Ma piscine c’est ma responsabilité. J’ai signé la pétition.

Mon dernier billet intitulé » Piscine de rêve à l’époque mais de cauchemar aujourd’hui » a suscité des réactions non seulement parmi vous, chers abonnés, mais également par ceux de la page facebook Saint-Bruno-de-Montarville d’hier à aujourd’hui. En effet, près de 550 personnes de cette page montarvilloise sont venues faire une balade dans mon blogue en trois jours. Mon record était presque 300 lectures quand j’avais publié mon billet sur la venue de Molson Coors intitulée « Molson Coors: Longueuil va trinquer aux frais de l’agglomération » .

Mon courriel à notre députée, Mme Nathalie Roy et au président de l’UMQ, M. Daniel Côté, n’est pas demeuré sans réponse. L’UMQ a communiqué avec moi et j’ai eu un long entretien avec un membre de leur personnel. La démarche n’est donc pas demeurée veine.

De plus, j’ai transmis ce courriel aux maires et mairesses des cinq villes de l’agglomération de Longueuil.
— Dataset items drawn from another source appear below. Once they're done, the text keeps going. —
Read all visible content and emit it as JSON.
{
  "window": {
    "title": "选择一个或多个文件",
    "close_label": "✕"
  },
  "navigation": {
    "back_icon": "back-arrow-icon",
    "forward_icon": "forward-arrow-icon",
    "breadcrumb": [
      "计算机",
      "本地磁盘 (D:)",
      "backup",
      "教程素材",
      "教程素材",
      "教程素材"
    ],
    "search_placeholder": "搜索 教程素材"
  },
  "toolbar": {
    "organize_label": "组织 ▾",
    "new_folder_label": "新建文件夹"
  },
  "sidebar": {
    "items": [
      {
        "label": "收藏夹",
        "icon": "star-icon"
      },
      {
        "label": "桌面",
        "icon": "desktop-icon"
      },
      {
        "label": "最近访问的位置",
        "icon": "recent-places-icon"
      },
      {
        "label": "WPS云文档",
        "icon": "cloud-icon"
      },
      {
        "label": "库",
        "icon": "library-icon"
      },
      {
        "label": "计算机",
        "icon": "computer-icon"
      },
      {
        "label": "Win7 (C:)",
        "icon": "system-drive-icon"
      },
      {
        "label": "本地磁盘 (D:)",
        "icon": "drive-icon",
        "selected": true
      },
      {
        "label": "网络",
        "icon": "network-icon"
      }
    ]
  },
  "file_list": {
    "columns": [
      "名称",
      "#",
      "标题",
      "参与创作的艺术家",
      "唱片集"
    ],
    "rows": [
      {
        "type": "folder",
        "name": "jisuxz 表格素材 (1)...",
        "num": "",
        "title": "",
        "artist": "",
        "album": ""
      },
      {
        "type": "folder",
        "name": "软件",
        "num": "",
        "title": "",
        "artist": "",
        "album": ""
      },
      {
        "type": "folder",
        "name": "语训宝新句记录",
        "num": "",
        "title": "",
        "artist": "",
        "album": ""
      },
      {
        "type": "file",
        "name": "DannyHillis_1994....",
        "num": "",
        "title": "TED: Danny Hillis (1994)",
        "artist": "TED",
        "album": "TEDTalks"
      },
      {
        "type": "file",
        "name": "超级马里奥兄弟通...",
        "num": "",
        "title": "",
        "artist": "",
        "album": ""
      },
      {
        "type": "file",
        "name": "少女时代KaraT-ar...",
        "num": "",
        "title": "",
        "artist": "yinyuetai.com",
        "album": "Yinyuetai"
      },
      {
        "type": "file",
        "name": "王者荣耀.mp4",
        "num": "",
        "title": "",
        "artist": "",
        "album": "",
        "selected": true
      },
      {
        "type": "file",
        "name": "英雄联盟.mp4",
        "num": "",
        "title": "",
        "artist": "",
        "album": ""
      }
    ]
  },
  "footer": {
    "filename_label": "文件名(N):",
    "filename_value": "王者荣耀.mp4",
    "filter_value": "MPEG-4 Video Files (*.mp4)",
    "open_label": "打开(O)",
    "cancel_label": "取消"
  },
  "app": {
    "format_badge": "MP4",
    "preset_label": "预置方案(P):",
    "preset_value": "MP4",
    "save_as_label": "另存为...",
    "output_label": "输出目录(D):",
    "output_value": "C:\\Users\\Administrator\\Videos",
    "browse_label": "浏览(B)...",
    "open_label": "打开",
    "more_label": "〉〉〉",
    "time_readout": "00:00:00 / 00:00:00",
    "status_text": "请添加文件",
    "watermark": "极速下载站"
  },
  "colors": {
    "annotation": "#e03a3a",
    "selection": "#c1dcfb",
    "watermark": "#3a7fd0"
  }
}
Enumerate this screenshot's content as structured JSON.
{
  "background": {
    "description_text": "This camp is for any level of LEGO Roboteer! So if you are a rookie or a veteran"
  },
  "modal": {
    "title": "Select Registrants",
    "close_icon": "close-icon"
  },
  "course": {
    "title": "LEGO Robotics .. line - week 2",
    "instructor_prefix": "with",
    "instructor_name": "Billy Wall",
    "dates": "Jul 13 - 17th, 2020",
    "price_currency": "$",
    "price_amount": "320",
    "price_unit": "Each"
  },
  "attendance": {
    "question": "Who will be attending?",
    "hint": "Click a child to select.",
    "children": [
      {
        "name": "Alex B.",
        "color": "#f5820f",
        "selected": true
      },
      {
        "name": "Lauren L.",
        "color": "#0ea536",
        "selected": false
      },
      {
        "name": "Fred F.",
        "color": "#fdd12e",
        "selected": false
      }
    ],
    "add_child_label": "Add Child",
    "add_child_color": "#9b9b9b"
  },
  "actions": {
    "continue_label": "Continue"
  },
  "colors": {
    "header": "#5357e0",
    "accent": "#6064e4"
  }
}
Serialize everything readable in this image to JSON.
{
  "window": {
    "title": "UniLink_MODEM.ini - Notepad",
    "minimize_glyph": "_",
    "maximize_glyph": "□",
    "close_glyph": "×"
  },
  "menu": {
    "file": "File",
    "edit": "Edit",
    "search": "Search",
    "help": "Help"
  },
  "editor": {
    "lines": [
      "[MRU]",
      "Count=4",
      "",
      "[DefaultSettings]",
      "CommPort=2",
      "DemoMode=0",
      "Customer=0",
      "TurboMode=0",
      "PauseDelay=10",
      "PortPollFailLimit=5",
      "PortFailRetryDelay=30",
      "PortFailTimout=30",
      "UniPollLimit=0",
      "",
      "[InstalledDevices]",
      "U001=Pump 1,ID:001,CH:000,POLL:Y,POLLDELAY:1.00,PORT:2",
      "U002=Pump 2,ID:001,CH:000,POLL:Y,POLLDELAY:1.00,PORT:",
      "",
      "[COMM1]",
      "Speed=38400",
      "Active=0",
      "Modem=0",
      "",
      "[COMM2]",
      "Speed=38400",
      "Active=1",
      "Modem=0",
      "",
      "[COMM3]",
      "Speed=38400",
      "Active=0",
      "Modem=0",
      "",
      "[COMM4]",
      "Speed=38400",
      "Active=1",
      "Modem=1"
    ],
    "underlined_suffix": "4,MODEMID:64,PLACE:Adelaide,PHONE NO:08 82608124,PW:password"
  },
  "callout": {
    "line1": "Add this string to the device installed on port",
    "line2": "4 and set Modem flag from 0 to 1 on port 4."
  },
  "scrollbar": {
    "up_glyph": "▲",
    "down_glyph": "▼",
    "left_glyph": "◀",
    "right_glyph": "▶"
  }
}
Encore là, la démarche a porté ses fruits car le maire de Boucherville, M. Jean Martel a communiqué avec moi. Il m’a informé que ses conseillers et conseillères ainsi que lui-même sont interpellés par plusieurs citoyens à propos de cette nouvelle loi. J’ai appris de lui que des citoyens de sa ville avaient signé une pétition qui court actuellement et qui est animée dans la plate-forme www.change.org . Cette pétition porte le nom de Ma piscine c’est ma responsabilité. Comme je n’étais pas au courant, je me permets de partager ce renseignement avec vous.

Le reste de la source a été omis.